Shade and Anne sat behind the couch. Shade held the harpoon, while Anne held the plasma blaster.

“You should probably get rid of that thing,” Shade said. “How many murders has it been used in at this point?”

“Shut up,” Anne said. She took a quick glance at Shade’s cleavage, then looked away. “I’m helping you out, you know. Least you can do is not be a dick.”

“I’m just saying,” Shade said.

“You said you’d tell me why someone would hire a hitman to kill you,” Anne said. “That’s what I want to hear about.”

“I was stupid.” Shade rested the back of her head against the couch. She sighed. “This South African supervillain gang came into town. The Zefs. Wore chains and earrings like you wouldn’t believe. They threw money around like they knew they could make it all back. And for a while, they could.”

She got up off the sofa, went over to Anne’s bookshelf, and started packing a bowl.

Anne rolled her eyes, but didn’t say anything.
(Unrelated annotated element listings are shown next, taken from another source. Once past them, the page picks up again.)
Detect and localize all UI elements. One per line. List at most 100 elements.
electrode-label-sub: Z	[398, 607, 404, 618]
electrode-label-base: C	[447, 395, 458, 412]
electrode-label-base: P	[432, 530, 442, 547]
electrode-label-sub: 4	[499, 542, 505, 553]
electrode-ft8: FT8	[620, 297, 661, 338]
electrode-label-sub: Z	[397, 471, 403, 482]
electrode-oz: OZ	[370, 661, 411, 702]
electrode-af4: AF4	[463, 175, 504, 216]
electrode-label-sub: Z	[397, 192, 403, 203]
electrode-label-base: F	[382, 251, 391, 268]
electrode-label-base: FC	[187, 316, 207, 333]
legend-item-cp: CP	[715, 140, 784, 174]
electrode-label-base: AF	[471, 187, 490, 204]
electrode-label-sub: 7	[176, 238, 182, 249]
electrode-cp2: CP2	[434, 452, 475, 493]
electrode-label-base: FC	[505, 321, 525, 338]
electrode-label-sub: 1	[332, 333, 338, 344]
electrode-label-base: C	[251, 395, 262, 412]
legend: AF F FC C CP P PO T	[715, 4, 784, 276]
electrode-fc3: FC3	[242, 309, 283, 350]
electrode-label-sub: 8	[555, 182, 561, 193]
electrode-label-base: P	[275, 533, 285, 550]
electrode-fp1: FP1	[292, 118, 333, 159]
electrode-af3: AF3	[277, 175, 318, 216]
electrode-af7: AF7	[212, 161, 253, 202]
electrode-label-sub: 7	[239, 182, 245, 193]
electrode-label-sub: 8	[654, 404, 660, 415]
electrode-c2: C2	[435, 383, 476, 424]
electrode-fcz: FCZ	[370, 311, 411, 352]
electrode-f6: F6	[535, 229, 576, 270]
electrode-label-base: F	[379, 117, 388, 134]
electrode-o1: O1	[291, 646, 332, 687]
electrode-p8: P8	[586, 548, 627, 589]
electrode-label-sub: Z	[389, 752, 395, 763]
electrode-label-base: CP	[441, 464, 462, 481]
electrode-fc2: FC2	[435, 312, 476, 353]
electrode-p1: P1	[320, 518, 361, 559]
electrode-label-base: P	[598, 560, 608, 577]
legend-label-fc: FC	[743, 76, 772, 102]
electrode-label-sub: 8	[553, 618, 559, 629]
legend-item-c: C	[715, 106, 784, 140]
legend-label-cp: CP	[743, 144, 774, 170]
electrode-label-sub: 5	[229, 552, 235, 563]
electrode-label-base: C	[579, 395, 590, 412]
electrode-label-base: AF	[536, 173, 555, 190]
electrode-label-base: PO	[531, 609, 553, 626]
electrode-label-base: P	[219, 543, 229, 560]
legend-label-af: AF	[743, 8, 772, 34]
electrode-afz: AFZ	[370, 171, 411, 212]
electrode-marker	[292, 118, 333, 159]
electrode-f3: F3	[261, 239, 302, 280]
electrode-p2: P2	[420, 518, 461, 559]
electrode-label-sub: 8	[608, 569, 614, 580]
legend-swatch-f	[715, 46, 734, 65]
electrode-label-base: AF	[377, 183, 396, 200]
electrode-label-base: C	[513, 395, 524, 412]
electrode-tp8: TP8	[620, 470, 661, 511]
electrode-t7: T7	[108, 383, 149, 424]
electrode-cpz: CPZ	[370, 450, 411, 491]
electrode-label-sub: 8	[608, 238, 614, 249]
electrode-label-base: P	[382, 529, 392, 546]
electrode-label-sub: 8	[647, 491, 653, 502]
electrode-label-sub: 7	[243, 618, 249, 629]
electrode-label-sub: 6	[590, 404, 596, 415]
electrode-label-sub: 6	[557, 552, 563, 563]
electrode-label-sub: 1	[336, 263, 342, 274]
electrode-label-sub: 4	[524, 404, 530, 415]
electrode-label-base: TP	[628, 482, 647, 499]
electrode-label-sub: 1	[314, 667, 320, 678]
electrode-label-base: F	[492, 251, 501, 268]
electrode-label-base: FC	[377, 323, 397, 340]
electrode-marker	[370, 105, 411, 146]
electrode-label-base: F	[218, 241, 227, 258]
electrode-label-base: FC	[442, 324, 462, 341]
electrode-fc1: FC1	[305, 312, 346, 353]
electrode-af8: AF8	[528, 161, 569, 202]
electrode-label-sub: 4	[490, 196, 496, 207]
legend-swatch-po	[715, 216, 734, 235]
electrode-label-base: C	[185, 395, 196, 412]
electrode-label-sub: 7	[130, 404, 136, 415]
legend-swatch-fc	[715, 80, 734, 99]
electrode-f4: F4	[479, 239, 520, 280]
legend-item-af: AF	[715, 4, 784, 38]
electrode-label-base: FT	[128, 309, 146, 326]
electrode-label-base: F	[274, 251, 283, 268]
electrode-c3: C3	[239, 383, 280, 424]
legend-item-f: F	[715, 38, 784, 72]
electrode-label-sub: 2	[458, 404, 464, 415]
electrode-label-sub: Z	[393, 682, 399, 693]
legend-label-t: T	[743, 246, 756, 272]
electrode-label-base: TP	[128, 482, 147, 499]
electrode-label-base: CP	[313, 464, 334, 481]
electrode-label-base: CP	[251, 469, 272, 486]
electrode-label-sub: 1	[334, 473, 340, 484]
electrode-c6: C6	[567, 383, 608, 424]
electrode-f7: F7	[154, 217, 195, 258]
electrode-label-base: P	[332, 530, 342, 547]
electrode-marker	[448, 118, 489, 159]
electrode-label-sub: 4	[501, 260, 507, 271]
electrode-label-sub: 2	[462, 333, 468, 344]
Shade whipped out a lighter and lit the pipe. “They were a bank-robbing machine. Four guys, each with their own purpose. You had the talker, who handled the crowd and told them what needed to be done. You had the fighter, who dealt with the uglier side of the job. You had the safecracker, who was really more a vault cracker — some super-strong guy who literally broke through the safe. And then you had the getaway guy.” Shade blew out some smoke, while awkwardly cradling the crossbow.

“Vault cracker gets caught, but the rest of the team escapes,” Shade explains. “So they offer to take me on. I just have to teleport into the safe, open it, then let everyone take the loot. I accept the job, and the four of us get caught the first time I go out.”

“Who’d put a hit on you?” Anne asked, still leaning against the soda. “The Zefs?”

“They think I ratted on them.” Shade took one last hit off the pipe. Then she set it back down on the shelf.

“Did you?” Anne asked.

Shade took the crossbow and pretended for a moment that it was a machine gun. She made noises with her mouth, pretending to blast Anne’s door with bullet holes. She giggled.

“God, I could die today,” Shade said. “I really might.”